How much does extortion cost? Quantifying the economic weight of criminal activity
March 17, 2017
“You went to school, you know how to count?” asked Luigi Lo Cascio while portraying Peppino Impastato while speaking to his brother Giovanni in one of the most famous scenes of the film I cento passi. What he was asking him to count were the steps that separated their house from that of their uncle Tano, the town’s boss and a member of the local mafia. Peppino Impastato was asking his brother to quantify, to give him a number, on how close the mafia was to them.
In The cost of illegality: a research programme, Antonio La Spina, Giacomo di Gennaro (Federico II University, Napes) and their team attempted to quantify the so-called cost of crime. Studies of the sector tell us that it is possible to understand the economic value of organized criminal activity by establishing precise parameters.
One must first start with the definition of the cost of crime, which in this case is divided into three main categories: costs related to crime prevention (insurance, home and office security systems, changes in behavior out of fear), costs that derive from criminal action (repairing a door or a broken lock, emotional impact, physical and mental health of the victim), and costs related to crime response (police, judges, lawyers, the penitentiary system and social services).

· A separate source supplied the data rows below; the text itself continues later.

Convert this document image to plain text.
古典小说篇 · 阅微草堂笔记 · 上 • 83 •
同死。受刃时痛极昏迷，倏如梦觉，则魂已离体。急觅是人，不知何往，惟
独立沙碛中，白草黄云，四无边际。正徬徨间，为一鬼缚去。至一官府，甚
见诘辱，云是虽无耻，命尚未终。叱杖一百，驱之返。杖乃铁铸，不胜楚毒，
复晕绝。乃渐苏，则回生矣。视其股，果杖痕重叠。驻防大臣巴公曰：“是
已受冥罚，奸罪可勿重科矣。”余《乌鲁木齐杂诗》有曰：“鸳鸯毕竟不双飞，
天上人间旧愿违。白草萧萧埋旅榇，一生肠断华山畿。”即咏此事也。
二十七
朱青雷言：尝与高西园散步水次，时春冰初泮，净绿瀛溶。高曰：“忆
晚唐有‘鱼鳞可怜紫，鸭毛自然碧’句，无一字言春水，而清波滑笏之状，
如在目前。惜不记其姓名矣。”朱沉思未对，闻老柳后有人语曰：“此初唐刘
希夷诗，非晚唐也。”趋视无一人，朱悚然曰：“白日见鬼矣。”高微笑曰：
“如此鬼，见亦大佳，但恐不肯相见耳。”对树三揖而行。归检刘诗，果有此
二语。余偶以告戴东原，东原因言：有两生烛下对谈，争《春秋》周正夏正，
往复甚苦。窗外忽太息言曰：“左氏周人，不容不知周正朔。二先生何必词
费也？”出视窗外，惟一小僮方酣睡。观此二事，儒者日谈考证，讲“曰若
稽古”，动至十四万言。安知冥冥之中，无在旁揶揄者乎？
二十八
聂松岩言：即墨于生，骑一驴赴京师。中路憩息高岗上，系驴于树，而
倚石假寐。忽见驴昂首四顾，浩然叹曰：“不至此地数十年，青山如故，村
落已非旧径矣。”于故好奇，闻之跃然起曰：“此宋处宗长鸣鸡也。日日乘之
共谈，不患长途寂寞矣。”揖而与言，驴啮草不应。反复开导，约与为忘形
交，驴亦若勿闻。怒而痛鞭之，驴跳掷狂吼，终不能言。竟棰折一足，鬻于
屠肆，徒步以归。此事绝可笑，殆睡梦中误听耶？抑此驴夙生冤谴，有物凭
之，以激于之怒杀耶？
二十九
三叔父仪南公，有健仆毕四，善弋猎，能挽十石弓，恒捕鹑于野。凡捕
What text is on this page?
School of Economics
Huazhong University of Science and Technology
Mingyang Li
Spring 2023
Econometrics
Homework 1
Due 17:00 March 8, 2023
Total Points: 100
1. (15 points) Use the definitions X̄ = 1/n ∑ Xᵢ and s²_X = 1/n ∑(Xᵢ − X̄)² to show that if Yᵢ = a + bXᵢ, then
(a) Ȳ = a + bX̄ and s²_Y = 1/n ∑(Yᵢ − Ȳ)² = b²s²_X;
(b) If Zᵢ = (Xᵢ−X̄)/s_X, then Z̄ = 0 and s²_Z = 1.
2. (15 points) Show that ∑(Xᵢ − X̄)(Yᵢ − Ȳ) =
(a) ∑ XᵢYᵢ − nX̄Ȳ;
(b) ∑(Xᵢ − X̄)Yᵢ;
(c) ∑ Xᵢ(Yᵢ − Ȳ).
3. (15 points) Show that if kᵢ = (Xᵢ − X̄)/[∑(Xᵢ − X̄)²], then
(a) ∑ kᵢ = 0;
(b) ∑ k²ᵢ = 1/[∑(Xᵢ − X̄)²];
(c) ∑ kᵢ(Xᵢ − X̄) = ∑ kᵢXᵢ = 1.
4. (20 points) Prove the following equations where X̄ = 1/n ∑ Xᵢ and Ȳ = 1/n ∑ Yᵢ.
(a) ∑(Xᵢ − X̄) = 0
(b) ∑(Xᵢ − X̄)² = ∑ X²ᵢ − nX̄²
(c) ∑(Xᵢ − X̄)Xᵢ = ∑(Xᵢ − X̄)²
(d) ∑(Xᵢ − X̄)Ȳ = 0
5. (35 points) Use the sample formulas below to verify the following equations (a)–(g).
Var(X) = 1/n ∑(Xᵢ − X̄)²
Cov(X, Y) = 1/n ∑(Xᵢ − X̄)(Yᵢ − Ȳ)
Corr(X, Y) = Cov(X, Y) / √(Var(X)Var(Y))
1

A follow up to previous research in Sicily, this study focuses on Campania, particularly on the cities and provinces of Naples and Caserta and extortion by Camorra organizations.
Using innovative analysis software it was possible to obtain very interesting data. In particular, focusing solely on extortion, the research team discovered that this type of criminal activity accounts for approximately 2% of the areas’ GDPs.
With further development, this analytic method can surely be useful to field agents in combatting this type of crime.